November of 17th, 2016, for ever got registered as the day of my headstand. Sirsasana, the king of asanas as they may call it, the inverted asana that not only demands your complete attention but also needs you to conquer your fears, the one that entrusts in you enough power, boosts your confidence and tightens your hold on your practice of yoga asanas, all of this was attained in my regular practice of yoga on that very day. Reaching this milestone in my practice was an outcome of precisely seven months of patience, perseverance and practice, in that particular order.
My instant reaction to this was almost losing control on my breath making it difficult to hold the position for long. That feeling of what just happened was so unbelievable that I had to gather tremendous energy to stay focused on my action. And I did. For the next 45 seconds, I did it.
What this essentially means is that now I have completed my sequence of 12 basic asanas. I wouldn’t be dying without standing upside down at least once in my life. I practice what I preach. My teacher training course in Yoga has fully yielded now. For those who know me well, also know what it meant to me. I am full of gratitude and feel blessed by my gurus who would gave me immense positivity to make this happen for myself.

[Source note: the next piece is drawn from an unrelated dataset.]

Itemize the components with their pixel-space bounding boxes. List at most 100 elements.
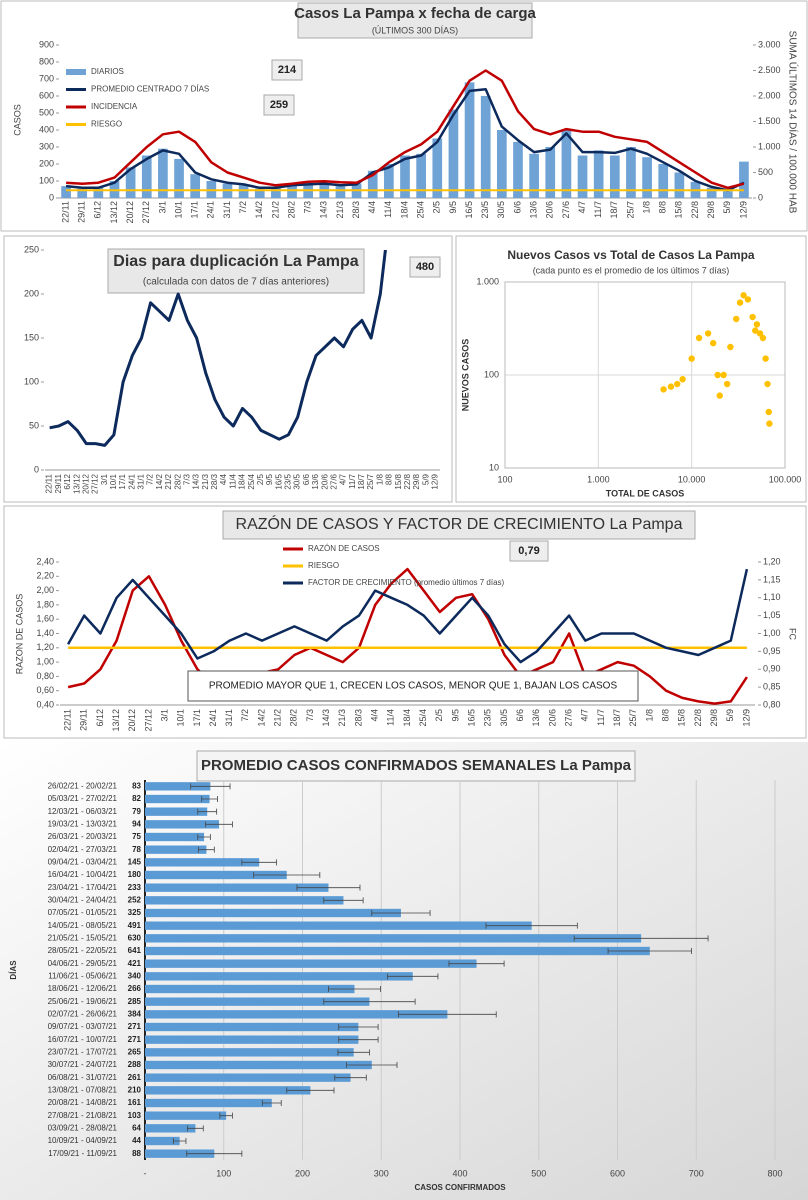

Though headstand in itself is no milestone in your practice of yoga (there are no milestones, you just do what you can!), but advancing the practice is a huge feel good factor in itself. Just like me, there are many out there who are motivated to advance their practice but are reluctant to give up on their psychology. Hence, the practice of sirsasana becomes a must in letting go of your fears.
If I go back to my days when I constantly struggled for the posture, I see that it made me angry on myself, there were even days when I have trusted others more than me to reach there but all of it seems irrelevant today. There is a certain level of calm that should come from within, the energy should be positive and the time has to be right. Nothing happens before the right time. Losing patience is perhaps the biggest mistake that I have learnt from. After many trials and failures I did realize the hard fact that good things come to those who wait. From then on, I waited. I waited but I didn’t give up. Of course, I lost my patience time and again but on one given day calm took upon me and what a delightful day it was.
The consistency in practice gives me an empowerment that I can make my practice stronger and better. One small step in the right direction becomes a reservoir of hope and motivation. And so it becomes important to keep ourselves pepped about these little achievements in our daily practice of yoga. And so I say, let your daily stance of yoga surprise you!